Dynamics at the non-ionic micelle/water interface: Impact of linkage substitution.

Abstract

The impact of atom substitution on the glycoside linkage bridging the head and the tail parts in a nonionic surfactant molecule on aqueous dynamics of the resultant micellar solutions has been explored, employing time-resolved fluorescence and dielectric relaxation (DR) measurements. We have utilized n-octyl-β-D-glucopyranoside (OG) and n-octyl-β-D-thioglucopyranoside (OTG) as nonionic surfactants where the oxygen atom in the glucopyranoside unit is substituted by a sulfur atom. The substitution impact is immediately reflected in the dynamic light scattering measurements of aqueous solutions where the estimated size of the OTG micelles is found to be approximately four times larger than the OG micelles. Steady state spectral features obtained by using a fluorescent probe solute, coumarin 153 (C153), in these micellar solutions are quite similar and indicate locations of the solute at the micelle/water interface for both the surfactants.
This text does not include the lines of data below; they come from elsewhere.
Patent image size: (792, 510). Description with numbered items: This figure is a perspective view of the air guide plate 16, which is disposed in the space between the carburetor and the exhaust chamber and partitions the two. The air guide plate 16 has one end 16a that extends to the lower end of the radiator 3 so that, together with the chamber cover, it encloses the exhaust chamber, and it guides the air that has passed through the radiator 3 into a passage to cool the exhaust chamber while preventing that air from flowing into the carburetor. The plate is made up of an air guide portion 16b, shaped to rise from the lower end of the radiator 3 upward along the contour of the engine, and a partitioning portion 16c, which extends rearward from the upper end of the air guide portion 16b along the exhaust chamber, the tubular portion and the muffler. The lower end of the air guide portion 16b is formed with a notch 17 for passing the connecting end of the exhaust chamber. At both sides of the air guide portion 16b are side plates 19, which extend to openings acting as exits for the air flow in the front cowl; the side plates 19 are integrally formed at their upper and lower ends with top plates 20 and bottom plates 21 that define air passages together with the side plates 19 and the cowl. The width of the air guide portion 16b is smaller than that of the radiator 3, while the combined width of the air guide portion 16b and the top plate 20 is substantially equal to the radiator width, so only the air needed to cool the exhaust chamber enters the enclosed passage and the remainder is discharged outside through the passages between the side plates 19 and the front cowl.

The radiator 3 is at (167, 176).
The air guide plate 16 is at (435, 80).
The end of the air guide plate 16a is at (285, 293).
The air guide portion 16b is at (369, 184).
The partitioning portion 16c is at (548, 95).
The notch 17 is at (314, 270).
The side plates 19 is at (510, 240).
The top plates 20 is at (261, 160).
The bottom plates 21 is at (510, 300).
Interestingly, significant differences in the rotational and solvation dynamics of C153 in these two micellar solutions have been registered. The corresponding DR measurements do not indicate any signature of relaxation typical of bound water. The absence of bound water is further supported by the differential scanning calorimetric measurements. However, the typical slow solvation time scale for aqueous micellar solutions has been observed for these surfactants. Fluctuations in the solute-interface interaction energy due to the solute motion has been argued to be the origin for this slow solvation component as DR measurements do not indicate the presence of qualitatively similar relaxation time scale in the medium.